UPDATED
Hillsborough Area Regional Transit Agency (HARTA) CEO Katharine Eagan is leaving the agency to become the CEO of the Port Authority for Allegheny County, Pennsylvania. She has agreed to a five-year contract at a salary of $230,000 a year and is scheduled to start in January.
HART will select an interim CEO in December.
“The agency’s future is bright, its leadership is strong, and HART is devoted to delivering best-in-class transit services that connect many communities throughout Hillsborough County,” said Eagan in a statement. “What HART has been able to achieve in the last three and a half years has been a collective effort reflective of the dedication of the entire HART team.”
Eagan began with HART in 2009 as Chief Operating Officer, becoming interim CEO in 2014 after then-CEO David Hale announced his departure.
Just over three years ago, HART board members named her permanent CEO, a job she has held until today.
“Katharine Eagan has done an outstanding job running Hillsborough County’s transit agency,” said HART Board Chair and County Commissioner Les Miller. “We are deeply grateful for her leadership and proud of the many strides we made as an agency during her time as HART CEO. Eagan helped lead a new era for HART which is cutting edge, fiscally responsible, and customer focused. Efforts that have earned her the respect of many in the Tampa Bay community.”
Eagan and HART have attempted to do their best this year with extremely limited financial resources. The agency unveiled “Mission Max” network last month, where officials touted that most bus routes in Hillsborough County will now run seven days a week, with simpler, more direct routes and faster travel times.
However, the agency also cut 13 different routes — about 20 percent of its network.

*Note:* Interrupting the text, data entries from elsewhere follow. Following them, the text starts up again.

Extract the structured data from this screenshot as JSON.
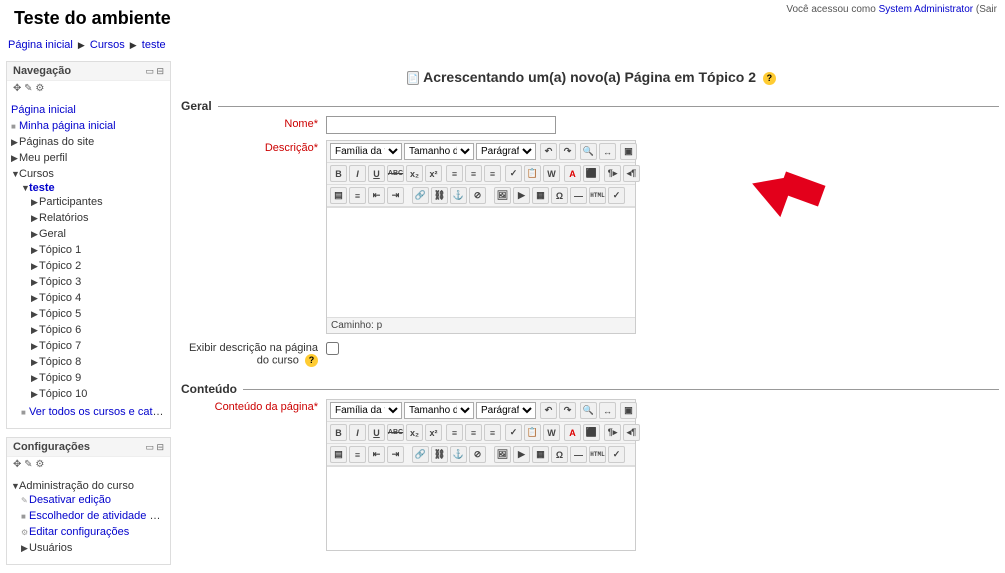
{
  "header": {
    "page_title": "Teste do ambiente",
    "login_prefix": "Você acessou como ",
    "login_user": "System Administrator",
    "login_suffix": " (Sair"
  },
  "breadcrumb": {
    "home": "Página inicial",
    "courses": "Cursos",
    "course": "teste"
  },
  "nav_block": {
    "title": "Navegação",
    "icons": "✥ ✎ ⚙",
    "home": "Página inicial",
    "myhome": "Minha página inicial",
    "sitepages": "Páginas do site",
    "myprofile": "Meu perfil",
    "courses": "Cursos",
    "course": "teste",
    "participants": "Participantes",
    "reports": "Relatórios",
    "general": "Geral",
    "topics": [
      "Tópico 1",
      "Tópico 2",
      "Tópico 3",
      "Tópico 4",
      "Tópico 5",
      "Tópico 6",
      "Tópico 7",
      "Tópico 8",
      "Tópico 9",
      "Tópico 10"
    ],
    "allcourses": "Ver todos os cursos e categorias"
  },
  "settings_block": {
    "title": "Configurações",
    "icons": "✥ ✎ ⚙",
    "courseadmin": "Administração do curso",
    "turneditoff": "Desativar edição",
    "chooseroff": "Escolhedor de atividade desligado",
    "editsettings": "Editar configurações",
    "users": "Usuários"
  },
  "main": {
    "heading": "Acrescentando um(a) novo(a) Página em Tópico 2",
    "general_legend": "Geral",
    "name_label": "Nome",
    "desc_label": "Descrição",
    "showdesc_label": "Exibir descrição na página do curso",
    "content_legend": "Conteúdo",
    "pagecontent_label": "Conteúdo da página",
    "editor": {
      "fontfamily": "Família da font",
      "fontsize": "Tamanho da fo",
      "format": "Parágrafo",
      "path_label": "Caminho: p"
    },
    "tools": {
      "undo": "↶",
      "redo": "↷",
      "find": "🔍",
      "replace": "↔",
      "fullscreen": "▣",
      "bold": "B",
      "italic": "I",
      "underline": "U",
      "strike": "ABC",
      "sub": "x₂",
      "sup": "x²",
      "removeformat": "⌫",
      "alignleft": "≡",
      "aligncenter": "≡",
      "alignright": "≡",
      "cleanup": "✓",
      "pastetext": "📋",
      "pasteword": "W",
      "forecolor": "A",
      "backcolor": "⬛",
      "ltr": "¶▸",
      "rtl": "◂¶",
      "bullist": "▤",
      "numlist": "≡",
      "outdent": "⇤",
      "indent": "⇥",
      "link": "🔗",
      "unlink": "⛓",
      "anchor": "⚓",
      "nolink": "⊘",
      "image": "🖼",
      "media": "▶",
      "table": "▦",
      "charmap": "Ω",
      "hr": "—",
      "html": "HTML",
      "spell": "✓"
    }
  }
}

HART officials explained they had no choice, particularly with a reduction of $13 million to its coffers.
That move obviously did not go down well with HART riders, most of whom depend on the service to get to work, school or other appointments.
“Your transportation investment is woefully inadequate,” Egan admitted at a public speaking engagement last month.
She was referring to the fact that Hillsborough County’s spending per capita is $55. It’s $66 in Pinellas, and approximately $690 in Portland, Oregon.
During her tenure, HART expanded public-private partnerships with companies like as MegaBus, Red Coach, Coast Bike Share, Yellow Cab, and TransDev as part of trying to solve the “first-mile, last-mile” conundrum.
A year ago HART partnered with Innovation Place (formerly the Innovation Alliance) and various sponsors to add four Tesla X model vehicles into the HART HyperLINK program. Donations from these sponsors paid for the entire cost of placing these all-electric vehicles into service in the University Area.
At the time that the HART board voted to promote Eagan to the CEO position, then board member/Hillsborough County Commissioner Mark Sharpe said, “What I’ve seen is a solid, strong, competent leader who’s recognized around the country. My concern is if we don’t act, we’re going to lose her.”
Three years later, the county has lost her to the Northeast.